The Roundup
- Running time: 2:00 pm–4:00 pm
- Home station: CBC Radio One
- Hosted by: Bill Richardson (1997–2004) Tetsuro Shigematsu (2004–2005)
- Original release: September 1, 1997 – 2005

= The Roundup (radio program) =

The Roundup was a weekday afternoon program on the Radio One network of the Canadian Broadcasting Corporation from 1997 to 2005. Heard weekdays from 2:00 to 4:00 p.m. (2:30 to 4:30 in Newfoundland), the show mixed music with calls and letters from listeners which were often comic in nature, feature interviews, and content previously produced and aired by other radio programs, initially other CBC programs but later including content from other radio networks around the world.

The show was originally hosted by Bill Richardson and called Richardson's Roundup. It was created in 1997 to replace Vicki Gabereau's afternoon show after she left to do a television show with CTV, and premiered on September 1, 1997 from the studios of CBU in Vancouver.

The show also occasionally aired scripted radio dramas.
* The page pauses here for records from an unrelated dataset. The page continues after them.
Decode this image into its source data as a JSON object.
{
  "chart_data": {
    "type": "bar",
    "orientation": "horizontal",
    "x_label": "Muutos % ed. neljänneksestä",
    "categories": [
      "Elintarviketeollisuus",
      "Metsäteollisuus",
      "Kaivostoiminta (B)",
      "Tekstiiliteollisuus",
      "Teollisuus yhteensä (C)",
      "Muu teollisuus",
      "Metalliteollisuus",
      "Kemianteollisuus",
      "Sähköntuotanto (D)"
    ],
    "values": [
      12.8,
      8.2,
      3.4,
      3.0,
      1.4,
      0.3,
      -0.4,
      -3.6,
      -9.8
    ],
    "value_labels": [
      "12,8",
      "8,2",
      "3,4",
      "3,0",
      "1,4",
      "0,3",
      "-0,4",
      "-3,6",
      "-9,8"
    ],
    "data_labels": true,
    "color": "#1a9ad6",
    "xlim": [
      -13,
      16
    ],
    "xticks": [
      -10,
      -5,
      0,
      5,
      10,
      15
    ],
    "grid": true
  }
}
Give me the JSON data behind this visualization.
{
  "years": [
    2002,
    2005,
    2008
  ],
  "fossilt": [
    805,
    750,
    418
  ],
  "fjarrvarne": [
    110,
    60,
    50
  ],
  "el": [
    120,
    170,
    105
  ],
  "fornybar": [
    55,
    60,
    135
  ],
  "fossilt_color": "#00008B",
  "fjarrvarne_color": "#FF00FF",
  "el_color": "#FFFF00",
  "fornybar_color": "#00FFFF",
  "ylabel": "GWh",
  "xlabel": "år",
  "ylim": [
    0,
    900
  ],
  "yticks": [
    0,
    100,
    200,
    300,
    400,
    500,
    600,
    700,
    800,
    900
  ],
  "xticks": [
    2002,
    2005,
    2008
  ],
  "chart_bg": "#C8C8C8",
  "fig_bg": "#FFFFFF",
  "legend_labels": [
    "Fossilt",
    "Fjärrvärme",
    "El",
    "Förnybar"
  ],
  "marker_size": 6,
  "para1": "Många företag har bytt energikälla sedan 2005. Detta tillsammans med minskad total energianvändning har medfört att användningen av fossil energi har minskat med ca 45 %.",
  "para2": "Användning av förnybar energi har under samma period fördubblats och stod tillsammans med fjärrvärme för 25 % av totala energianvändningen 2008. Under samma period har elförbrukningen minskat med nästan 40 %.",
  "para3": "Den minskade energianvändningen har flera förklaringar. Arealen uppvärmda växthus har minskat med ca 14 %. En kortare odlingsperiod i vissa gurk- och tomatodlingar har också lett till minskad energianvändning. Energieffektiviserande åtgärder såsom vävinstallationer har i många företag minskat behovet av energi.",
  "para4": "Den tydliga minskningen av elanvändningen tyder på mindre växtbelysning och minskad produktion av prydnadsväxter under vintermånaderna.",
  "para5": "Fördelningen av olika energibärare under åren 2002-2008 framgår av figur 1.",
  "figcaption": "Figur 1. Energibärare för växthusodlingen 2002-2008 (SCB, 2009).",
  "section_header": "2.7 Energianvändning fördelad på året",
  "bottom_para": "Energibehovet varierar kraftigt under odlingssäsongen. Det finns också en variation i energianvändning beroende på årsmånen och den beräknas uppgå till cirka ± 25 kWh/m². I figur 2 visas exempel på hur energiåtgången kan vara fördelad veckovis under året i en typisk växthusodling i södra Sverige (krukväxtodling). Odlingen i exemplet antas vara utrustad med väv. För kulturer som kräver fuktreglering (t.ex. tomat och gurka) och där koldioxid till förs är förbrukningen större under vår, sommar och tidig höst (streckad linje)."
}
Test Drive, a six-episode drama aired in 2001, starred Gordon Pinsent as Earl Hughes, the owner of an independent AMC dealership whose test drives of vehicles with potential customers inevitably devolved into comedic chaos, while a 2002 drama, Paul Ciufo's On Convoy, centred on servicemen in the Canadian Merchant Navy and aired as part of a special slate of Remembrance Day programming.

Richardson left in 2004 to launch the new weekend series Bunny Watson, and Tetsuro Shigematsu, an occasional guest host, became the new permanent host of The Roundup.
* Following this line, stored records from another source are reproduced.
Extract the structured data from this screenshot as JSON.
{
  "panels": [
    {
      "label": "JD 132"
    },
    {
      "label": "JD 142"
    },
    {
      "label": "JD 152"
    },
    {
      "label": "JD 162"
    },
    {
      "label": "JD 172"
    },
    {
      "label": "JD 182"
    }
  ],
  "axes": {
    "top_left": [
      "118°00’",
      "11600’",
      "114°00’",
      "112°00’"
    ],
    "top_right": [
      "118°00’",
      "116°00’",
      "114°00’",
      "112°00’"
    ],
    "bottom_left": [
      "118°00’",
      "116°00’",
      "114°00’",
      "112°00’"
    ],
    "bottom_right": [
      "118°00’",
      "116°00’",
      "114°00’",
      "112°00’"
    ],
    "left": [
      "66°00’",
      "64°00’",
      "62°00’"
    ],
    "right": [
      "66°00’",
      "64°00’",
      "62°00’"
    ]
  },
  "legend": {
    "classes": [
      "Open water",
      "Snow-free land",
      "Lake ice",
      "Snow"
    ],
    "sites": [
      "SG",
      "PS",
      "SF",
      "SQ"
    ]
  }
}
In 2005, the show was cancelled and replaced with Freestyle.

==Sad Goat==
The show's phone number for song requests and listener commentaries (723 4628) was to be 1 888 RADIO2U, but when they realised how cumbersome that would be to explain, they looked for alternative spellings. Richardson discovered that the number spelled out the phrase "sad goat", and 1-888-SAD-GOAT was born. A goat named Sadie became the symbol for the show and the concept was elaborated on from then on.

In 2003 Richardson published the book Dear Sad Goat, a compilation of listener stories submitted to the program.

==Critical response==

In 1999, columnist Paula Simons wrote that "Bill Richardson deserves every credit for patching together a program to replace [Gabereau], armed with little but chewing gum, bailing wire, and his own ingenuity. Richardson's Roundup is a pastiche of reruns and previews, woven together by the gossamer strands of Richardson's considerable charm. It's a clever conjuring trick, a recycled remix of snippets, sound bites and segues that fills two hours so pleasantly, you hardly realize how empty it all is. Gabereau's provocative, irreverent interviews made us laugh and think and argue. The Roundup's low-budget fluff is as irrelevant and ephemeral as dandelion down."